Тем временем Эрнест жаловался Эзре Паунду на то, что «Трансатлантик» уничтожил мои шансы опубликовать этой осенью книгу». Ему «придется бросить писать», говорил он, «потому что у нас нет денег». На сей раз, к сожалению, Эрнест имел веские основания сетовать на бедность. В 1923 году он попросил Джорджа Брикера, мужа сент-луисской подруги Хэдли Хелен, вложить во что-нибудь 19 000 долларов, которые Хэдли держала в облигациях железнодорожной компании. Облигации падали в цене, и Эрнест хотел, чтобы Брикер продал их, прежде чем они обесценятся. Брикер строил большие планы на 10 000 долларов, которые принесли облигации, и отправил Эрнесту и Хэдли отчет о разных предприятиях, в которые он вложил деньги. Однако документы показали, что Брикер вернул на счет Хэдли всего лишь немногим больше тысячи долларов после первоначальной продажи облигаций. Всю весну и лето 1924 года Эрнест гонялся за Брикером, который не отвечал на его письма и телеграммы.

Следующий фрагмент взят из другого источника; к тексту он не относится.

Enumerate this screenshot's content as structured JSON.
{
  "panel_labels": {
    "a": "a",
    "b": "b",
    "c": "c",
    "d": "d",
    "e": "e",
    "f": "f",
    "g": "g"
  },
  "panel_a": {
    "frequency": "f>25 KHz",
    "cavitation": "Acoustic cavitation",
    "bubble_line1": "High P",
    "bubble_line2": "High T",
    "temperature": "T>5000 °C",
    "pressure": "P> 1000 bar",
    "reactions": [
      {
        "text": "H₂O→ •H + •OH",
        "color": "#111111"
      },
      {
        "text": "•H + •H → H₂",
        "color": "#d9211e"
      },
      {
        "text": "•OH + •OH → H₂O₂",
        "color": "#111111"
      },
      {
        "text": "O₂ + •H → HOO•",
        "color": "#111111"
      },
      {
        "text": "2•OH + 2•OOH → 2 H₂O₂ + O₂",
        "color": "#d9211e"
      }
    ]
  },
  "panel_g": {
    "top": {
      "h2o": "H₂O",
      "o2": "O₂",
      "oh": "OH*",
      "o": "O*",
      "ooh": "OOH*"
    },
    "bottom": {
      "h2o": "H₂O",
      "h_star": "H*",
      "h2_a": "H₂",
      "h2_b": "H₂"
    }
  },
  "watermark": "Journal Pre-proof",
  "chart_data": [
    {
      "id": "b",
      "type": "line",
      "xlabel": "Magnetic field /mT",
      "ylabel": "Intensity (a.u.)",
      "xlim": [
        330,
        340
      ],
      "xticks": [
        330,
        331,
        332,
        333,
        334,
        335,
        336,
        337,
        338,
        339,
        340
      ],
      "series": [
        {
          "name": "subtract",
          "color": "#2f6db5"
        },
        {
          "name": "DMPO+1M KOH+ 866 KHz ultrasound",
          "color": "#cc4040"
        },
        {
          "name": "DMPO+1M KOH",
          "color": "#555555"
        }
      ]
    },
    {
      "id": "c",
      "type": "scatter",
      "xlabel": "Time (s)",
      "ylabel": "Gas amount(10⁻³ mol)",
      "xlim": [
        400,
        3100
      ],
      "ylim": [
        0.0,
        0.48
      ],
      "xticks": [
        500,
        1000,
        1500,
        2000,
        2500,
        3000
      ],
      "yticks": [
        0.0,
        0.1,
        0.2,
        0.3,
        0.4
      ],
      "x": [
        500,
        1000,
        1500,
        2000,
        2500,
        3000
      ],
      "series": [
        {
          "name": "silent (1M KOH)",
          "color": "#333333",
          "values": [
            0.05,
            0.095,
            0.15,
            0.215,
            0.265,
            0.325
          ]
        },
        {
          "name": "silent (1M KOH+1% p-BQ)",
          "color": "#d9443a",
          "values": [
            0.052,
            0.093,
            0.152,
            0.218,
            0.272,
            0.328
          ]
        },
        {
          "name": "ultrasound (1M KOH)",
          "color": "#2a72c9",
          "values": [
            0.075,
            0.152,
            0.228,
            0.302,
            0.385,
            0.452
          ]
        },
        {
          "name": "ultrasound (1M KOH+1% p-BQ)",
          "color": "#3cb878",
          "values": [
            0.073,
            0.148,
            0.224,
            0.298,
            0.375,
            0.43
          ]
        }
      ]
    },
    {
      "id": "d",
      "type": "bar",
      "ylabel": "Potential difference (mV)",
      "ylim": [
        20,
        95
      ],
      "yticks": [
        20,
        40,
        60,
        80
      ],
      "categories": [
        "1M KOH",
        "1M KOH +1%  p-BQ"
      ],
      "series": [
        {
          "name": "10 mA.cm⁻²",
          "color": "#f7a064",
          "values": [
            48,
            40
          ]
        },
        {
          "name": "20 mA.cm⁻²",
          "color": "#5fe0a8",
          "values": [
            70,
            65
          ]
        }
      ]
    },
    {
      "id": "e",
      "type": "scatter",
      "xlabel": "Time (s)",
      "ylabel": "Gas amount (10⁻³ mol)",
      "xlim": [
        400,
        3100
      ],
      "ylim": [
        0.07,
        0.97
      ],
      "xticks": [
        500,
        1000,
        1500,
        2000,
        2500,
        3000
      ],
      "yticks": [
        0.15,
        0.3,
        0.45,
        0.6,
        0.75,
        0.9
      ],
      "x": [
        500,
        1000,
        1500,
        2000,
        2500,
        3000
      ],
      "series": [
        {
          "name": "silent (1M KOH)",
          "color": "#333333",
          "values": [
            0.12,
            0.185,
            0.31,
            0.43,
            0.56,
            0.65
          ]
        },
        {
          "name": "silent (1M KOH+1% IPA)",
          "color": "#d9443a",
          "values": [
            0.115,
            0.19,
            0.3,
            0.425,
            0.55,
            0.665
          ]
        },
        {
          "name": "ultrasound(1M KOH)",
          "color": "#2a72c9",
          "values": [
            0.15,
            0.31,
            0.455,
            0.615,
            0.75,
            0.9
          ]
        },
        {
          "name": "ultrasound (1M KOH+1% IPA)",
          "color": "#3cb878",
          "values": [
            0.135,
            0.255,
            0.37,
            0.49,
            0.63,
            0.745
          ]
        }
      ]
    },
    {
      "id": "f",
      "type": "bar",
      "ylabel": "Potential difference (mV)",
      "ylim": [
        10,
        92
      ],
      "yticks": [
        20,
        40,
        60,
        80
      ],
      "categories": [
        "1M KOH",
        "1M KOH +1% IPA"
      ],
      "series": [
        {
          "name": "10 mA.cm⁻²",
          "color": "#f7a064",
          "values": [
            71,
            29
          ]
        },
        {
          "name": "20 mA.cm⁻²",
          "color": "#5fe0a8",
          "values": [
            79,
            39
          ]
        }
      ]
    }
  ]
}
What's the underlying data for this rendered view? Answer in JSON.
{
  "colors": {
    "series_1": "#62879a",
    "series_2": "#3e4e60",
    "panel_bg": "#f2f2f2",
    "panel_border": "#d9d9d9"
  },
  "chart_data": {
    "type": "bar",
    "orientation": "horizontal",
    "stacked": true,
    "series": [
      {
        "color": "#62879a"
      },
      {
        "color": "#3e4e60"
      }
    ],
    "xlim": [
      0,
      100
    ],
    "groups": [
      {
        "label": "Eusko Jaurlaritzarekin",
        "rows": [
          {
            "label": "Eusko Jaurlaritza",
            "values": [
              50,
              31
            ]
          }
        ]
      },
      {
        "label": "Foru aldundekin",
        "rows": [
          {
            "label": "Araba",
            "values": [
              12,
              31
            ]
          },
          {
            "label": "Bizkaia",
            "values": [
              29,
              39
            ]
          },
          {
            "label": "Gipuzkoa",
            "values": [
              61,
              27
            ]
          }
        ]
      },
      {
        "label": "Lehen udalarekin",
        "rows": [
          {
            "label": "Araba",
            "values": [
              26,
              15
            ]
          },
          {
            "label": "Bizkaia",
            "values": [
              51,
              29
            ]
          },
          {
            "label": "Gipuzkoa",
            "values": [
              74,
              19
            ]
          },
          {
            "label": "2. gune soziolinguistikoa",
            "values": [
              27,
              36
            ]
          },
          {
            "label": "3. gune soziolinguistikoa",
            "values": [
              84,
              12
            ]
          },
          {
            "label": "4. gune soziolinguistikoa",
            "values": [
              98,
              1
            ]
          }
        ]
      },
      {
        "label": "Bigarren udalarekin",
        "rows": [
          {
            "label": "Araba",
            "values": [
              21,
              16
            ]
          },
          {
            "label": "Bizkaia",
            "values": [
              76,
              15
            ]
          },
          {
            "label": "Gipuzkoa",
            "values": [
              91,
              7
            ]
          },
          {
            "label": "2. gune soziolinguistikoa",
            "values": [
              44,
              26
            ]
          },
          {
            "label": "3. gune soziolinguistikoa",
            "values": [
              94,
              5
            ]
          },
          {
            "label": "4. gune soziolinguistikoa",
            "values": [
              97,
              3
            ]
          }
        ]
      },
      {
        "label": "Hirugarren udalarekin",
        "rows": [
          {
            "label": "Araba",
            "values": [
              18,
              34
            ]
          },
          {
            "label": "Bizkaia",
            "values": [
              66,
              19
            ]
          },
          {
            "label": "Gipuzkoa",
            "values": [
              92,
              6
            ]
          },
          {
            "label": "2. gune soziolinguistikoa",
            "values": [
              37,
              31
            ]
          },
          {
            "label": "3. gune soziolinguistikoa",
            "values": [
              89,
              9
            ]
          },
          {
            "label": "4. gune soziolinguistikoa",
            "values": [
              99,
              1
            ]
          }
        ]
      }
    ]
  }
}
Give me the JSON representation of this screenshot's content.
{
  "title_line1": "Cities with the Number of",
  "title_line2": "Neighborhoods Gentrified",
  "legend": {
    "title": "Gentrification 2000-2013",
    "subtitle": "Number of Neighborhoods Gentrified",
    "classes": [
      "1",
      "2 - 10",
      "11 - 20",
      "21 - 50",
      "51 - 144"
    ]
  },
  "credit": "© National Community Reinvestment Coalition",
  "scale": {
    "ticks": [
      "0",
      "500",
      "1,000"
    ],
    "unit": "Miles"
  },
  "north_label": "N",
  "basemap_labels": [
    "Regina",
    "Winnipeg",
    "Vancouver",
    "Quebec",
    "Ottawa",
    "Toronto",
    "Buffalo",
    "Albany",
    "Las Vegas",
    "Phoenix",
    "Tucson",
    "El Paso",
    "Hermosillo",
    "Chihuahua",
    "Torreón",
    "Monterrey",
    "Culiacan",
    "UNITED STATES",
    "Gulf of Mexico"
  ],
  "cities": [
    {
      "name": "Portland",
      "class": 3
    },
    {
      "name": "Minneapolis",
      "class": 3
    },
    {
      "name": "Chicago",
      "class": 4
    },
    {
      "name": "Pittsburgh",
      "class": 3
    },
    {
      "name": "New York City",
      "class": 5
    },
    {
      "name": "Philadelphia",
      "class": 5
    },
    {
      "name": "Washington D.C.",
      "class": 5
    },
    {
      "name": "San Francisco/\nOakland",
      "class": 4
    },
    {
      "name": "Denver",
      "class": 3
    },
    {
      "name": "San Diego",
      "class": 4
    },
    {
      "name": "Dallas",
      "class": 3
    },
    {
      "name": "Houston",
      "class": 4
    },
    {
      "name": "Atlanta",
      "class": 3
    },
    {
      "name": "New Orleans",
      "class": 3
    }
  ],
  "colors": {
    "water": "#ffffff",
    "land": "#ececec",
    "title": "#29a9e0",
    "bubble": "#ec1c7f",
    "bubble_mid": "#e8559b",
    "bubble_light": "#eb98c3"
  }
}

И хотя, по признанию Хэдли, каким-то образом им удалось вернуть часть денег, утрата части дохода стала горьким ударом. Железнодорожные облигации добавляли 760 долларов к годовому доходу Хемингуэев – эти деньги они могли не экономить. Им сразу же пришлось отменить запланированные поездки, вроде испанской. Если, конечно, он не найдет издателя для своей книги. Своей «настоящей» книги.

* * *

В 1924 году – в этот год ему исполнялось двадцать пять лет – Эрнеста, казалось, переполняла безграничная энергия. Несмотря на пошатнувшееся финансовое положение, они с Хэдли не только провели месяц в Испании, на корриде, но и отправились в конце года кататься на лыжах в Австрию. Эрнест налаживал новые дружеские связи, отчасти с теми, кто был знаком с важными людьми, отчасти – с теми, кто сам станет важной фигурой, как Дос Пассос. Он был редактором одного из самых влиятельных модернистских журналов, «Трансатлантик ревью». Они с Хэдли гуляли ночью по городу, а днем ходили на скачки или велогонки (спасибо няне Мари Кокотт). Когда к ним приехали друзья из Чикаго, Хемингуэи нашли время показать им Париж, и не только туристические достопримечательности. Они имели возможность показать гостям знакомый им литературный Париж, посетили «Шекспира и компанию» Сильвии Бич и пятничные танцы, организованные Фордом Мэдоксом Фордом. Эрнест показал им редакцию «Ревью» и прошелся с ними по кафе, от «Клозери де Лила» до неизменно популярного «Дом», где их гости имели больше шансов заметить кого-то, кого они знали на родине.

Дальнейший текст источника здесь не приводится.